Ab-initio calculation of the real contact area on the atomic scale

TL;DR

This paper introduces an ab-initio method using Bader's quantum theory to accurately determine the real contact area at the atomic scale during tip-surface contact, based on electronic density and atomic relaxations.

Contribution

The novel approach calculates contact area without external parameters by analyzing zero flux surfaces between Bader atoms, relying solely on electronic structure and atomic relaxations.

Findings

Contact area depends exponentially on tip-surface distance.

Method successfully identifies initial contact point via atomic relaxations.

Approach is fully ab-initio, parameter-free, and applicable to nanoscale systems.

Abstract

We present a novel approach to determine the onset of contact between a tip and a surface. The real contact area depending on the distance is calculated using Bader's quantum theory of atoms in molecules.
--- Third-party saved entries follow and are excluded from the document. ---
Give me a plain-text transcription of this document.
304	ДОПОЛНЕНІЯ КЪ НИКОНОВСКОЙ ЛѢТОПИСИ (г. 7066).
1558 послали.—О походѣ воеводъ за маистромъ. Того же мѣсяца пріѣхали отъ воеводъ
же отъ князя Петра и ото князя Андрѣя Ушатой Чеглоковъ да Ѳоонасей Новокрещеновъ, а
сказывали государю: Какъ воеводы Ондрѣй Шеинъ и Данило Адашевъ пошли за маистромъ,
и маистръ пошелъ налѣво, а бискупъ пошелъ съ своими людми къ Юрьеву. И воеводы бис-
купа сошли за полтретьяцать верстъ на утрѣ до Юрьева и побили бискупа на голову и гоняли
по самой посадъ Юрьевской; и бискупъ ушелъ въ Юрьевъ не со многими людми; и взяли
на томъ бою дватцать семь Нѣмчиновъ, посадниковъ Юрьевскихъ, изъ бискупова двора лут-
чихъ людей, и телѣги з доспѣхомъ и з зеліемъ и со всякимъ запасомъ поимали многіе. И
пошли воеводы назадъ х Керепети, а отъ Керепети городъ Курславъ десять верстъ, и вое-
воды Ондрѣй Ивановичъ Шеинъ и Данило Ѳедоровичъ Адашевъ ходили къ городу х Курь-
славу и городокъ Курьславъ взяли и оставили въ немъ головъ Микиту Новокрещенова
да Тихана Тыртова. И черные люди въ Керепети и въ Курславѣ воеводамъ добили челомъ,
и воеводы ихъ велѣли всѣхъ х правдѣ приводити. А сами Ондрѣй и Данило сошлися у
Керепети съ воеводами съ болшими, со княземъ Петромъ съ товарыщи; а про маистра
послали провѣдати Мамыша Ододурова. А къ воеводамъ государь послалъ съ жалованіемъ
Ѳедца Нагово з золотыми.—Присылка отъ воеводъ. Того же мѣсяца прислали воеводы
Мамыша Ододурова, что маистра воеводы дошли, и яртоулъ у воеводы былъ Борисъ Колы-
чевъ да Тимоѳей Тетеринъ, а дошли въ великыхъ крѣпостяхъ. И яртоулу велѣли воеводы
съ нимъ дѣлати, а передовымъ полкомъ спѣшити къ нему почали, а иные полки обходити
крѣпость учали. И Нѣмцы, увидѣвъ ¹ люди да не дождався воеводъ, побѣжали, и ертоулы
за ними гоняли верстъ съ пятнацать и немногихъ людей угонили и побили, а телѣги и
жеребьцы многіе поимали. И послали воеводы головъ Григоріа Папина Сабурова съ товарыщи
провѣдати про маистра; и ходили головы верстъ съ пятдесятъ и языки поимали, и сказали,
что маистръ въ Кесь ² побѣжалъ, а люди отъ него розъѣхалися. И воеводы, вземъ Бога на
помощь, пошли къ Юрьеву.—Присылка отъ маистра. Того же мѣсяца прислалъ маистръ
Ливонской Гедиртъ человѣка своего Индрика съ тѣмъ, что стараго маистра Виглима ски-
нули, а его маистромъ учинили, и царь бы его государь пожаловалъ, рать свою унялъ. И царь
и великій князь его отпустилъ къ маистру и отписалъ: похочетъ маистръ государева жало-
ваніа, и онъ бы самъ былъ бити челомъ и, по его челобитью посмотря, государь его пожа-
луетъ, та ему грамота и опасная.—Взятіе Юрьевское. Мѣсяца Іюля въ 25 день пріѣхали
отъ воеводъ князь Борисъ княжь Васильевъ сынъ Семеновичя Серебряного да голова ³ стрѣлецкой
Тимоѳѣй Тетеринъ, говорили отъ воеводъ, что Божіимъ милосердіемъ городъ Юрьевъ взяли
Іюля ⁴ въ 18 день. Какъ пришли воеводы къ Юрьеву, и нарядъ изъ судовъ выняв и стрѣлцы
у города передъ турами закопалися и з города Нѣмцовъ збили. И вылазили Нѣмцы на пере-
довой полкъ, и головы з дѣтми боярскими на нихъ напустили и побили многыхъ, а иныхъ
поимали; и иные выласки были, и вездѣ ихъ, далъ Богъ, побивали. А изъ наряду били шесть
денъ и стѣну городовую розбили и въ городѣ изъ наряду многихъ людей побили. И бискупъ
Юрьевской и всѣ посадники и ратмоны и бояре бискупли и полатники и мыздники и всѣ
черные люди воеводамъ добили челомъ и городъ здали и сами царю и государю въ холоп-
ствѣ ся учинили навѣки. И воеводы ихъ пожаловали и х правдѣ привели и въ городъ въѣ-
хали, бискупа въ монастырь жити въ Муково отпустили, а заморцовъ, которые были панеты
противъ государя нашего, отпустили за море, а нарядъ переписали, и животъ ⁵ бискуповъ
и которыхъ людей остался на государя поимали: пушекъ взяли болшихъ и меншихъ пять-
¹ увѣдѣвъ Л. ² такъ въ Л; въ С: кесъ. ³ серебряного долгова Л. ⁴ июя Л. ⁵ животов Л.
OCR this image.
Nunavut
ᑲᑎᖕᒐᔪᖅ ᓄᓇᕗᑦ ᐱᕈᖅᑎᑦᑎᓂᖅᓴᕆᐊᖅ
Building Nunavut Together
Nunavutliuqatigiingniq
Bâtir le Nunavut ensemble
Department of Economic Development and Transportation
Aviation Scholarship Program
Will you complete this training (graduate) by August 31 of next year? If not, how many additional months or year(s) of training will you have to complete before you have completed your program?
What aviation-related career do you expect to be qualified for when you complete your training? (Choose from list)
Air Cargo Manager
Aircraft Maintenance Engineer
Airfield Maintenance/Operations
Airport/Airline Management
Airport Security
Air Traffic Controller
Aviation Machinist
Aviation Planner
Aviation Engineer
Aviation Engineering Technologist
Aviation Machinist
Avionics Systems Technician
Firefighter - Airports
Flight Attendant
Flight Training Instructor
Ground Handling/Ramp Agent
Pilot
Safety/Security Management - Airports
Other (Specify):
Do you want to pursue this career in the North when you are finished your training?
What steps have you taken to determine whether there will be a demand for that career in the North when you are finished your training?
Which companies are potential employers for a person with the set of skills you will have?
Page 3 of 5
The jump to contact, which is often observed in atomic force microscopy experiments, is used as an indicator for the initial point of contact, which in turn is defined by atomic relaxations and thus without the need of external parameters. Within our approach the contact area is estimated by evaluating the zero flux surfaces between the touching Bader-atoms, where the necessary electronic density cutoff for the Bader-partitioning is calculated to depend on the initial point of contact. Our proposed approach is therefore completely ab-initio and we are able to define and calculate the real area of contact without imposing restrictions or free parameters. As a prototype system we choose a tip made of a ten atom tungsten pyramid above a moir\'{e} layer of graphene on an fcc iridium (111) substrate. We find that the contact area depends exponentially on the effective distance between the tip apex and the surface atom directly below within the atomically relaxed nanosystem.